Le sénateur Maltais : Plusieurs témoins ont parlé qu'ils font de la recherche et développement en collaboration avec l'Agence canadienne d'inspection des aliments. Quel est le pourcentage que peut représenter l'entreprise privée au niveau de la recherche et développement avec votre agence?

Dre Dubuc : En ce qui concerne l'agence, nos partenaires sont beaucoup plus universitaires et réglementaires. Du côté d'Agriculture et Agroalimentaire Canada, une réponse pourrait venir, mais de notre côté ce sont normalement plus les partenaires fédéraux, provinciaux, gouvernementaux et universitaires qui nous aident à développer des outils et à avoir des projets de recherche en collaboration avec ces instituts de recherche, je dirais un peu plus paragouvernementales, mais toujours en fonction de développer des outils nécessaires à la réglementation.

[Traduction]

Mme Aylard : Les chiffres du secteur privé quant à la recherche sont un peu difficiles à obtenir alors nous n'avons pas un pourcentage précis. Selon nos évaluations, ce pourcentage pourrait représenter entre 15 et 20 p. 100, mais nous pourrions essayer de vous fournir de meilleurs chiffres.
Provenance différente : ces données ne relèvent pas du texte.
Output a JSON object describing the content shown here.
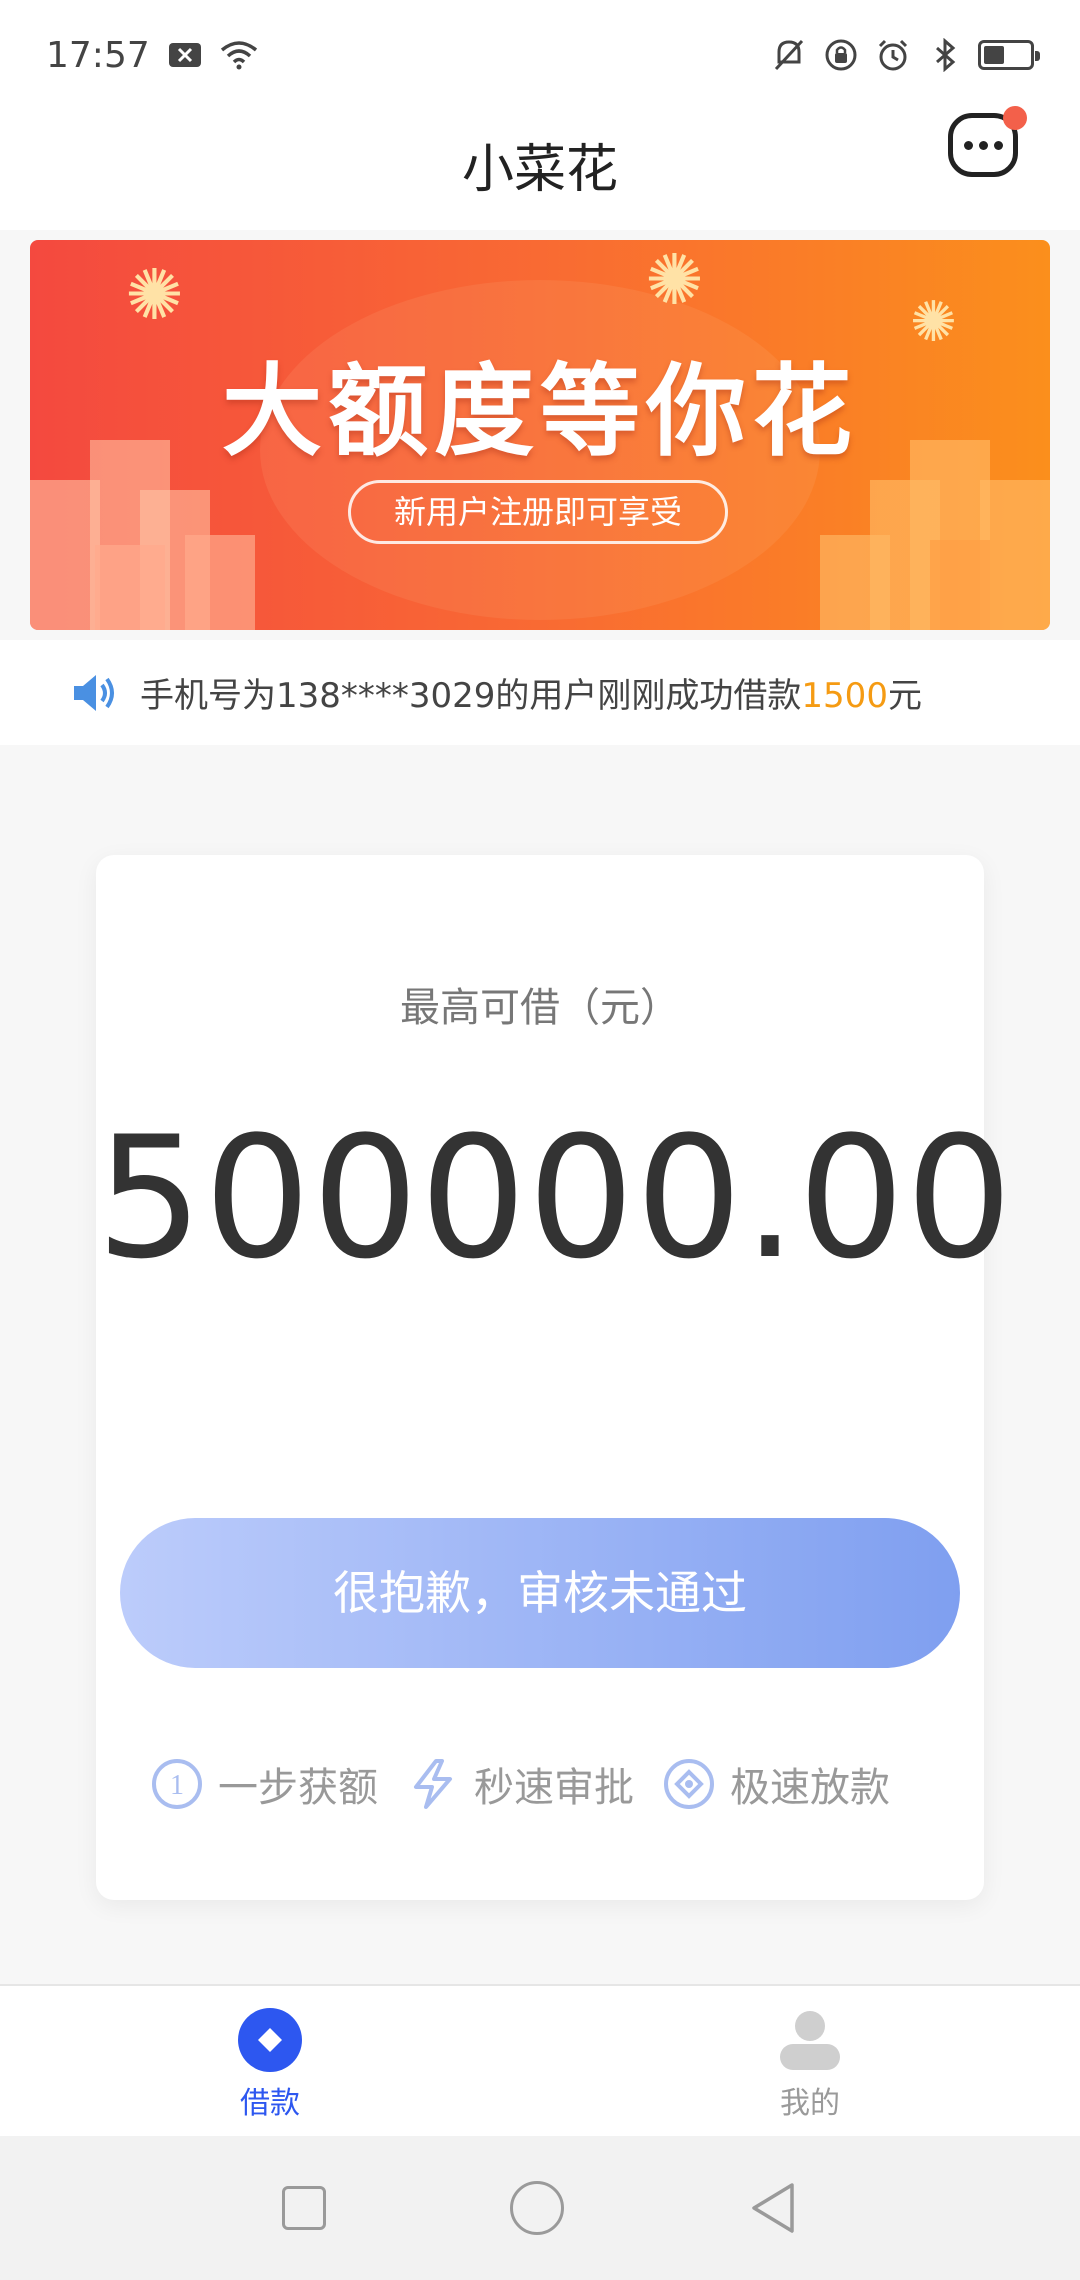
{
  "status_bar": {
    "time": "17:57"
  },
  "app": {
    "title": "小菜花"
  },
  "banner": {
    "title": "大额度等你花",
    "subtitle": "新用户注册即可享受"
  },
  "notice": {
    "prefix": "手机号为138****3029的用户刚刚成功借款",
    "amount": "1500",
    "suffix": "元"
  },
  "card": {
    "label": "最高可借（元）",
    "amount": "500000.00",
    "button": "很抱歉，审核未通过",
    "features": [
      {
        "icon": "step-one-icon",
        "label": "一步获额"
      },
      {
        "icon": "lightning-icon",
        "label": "秒速审批"
      },
      {
        "icon": "diamond-icon",
        "label": "极速放款"
      }
    ]
  },
  "tabs": [
    {
      "label": "借款",
      "icon": "loan-icon",
      "active": true
    },
    {
      "label": "我的",
      "icon": "profile-icon",
      "active": false
    }
  ],
  "colors": {
    "accent": "#2d57f0",
    "highlight": "#f59b13",
    "badge": "#f3604a"
  }
}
Nous avons constaté une augmentation des apports du secteur privé. Certains de nos programmes, par exemple, encouragent les associations de producteurs à faire une contribution d'argent. Prenons l'exemple de l'initiative PDAI et les grappes que j'ai décrites plus tôt, nous avons constaté, de la part du secteur privé, un nouvel investissement totalisant 40 millions de dollars destinés à la recherche.

[Français]

M. Saindon : Dans plusieurs cas, pour ce qui est de la recherche par le secteur privé, on a deux types : il y a les associations de producteurs, plutôt prévalent, et il y a également le secteur privé, où c'est plus le profit. Mais on travaille beaucoup avec des associations de producteurs sous des checkoffs.

Le sénateur Maltais : J'ai une question sur la fameuse culture biologique. Si on ne mange pas de céréales biologiques, on meurt, si on ne consomme pas de légumes biologiques, on meurt. Quelle est l'importance de la culture biologique vis-à-vis la santé des Canadiens?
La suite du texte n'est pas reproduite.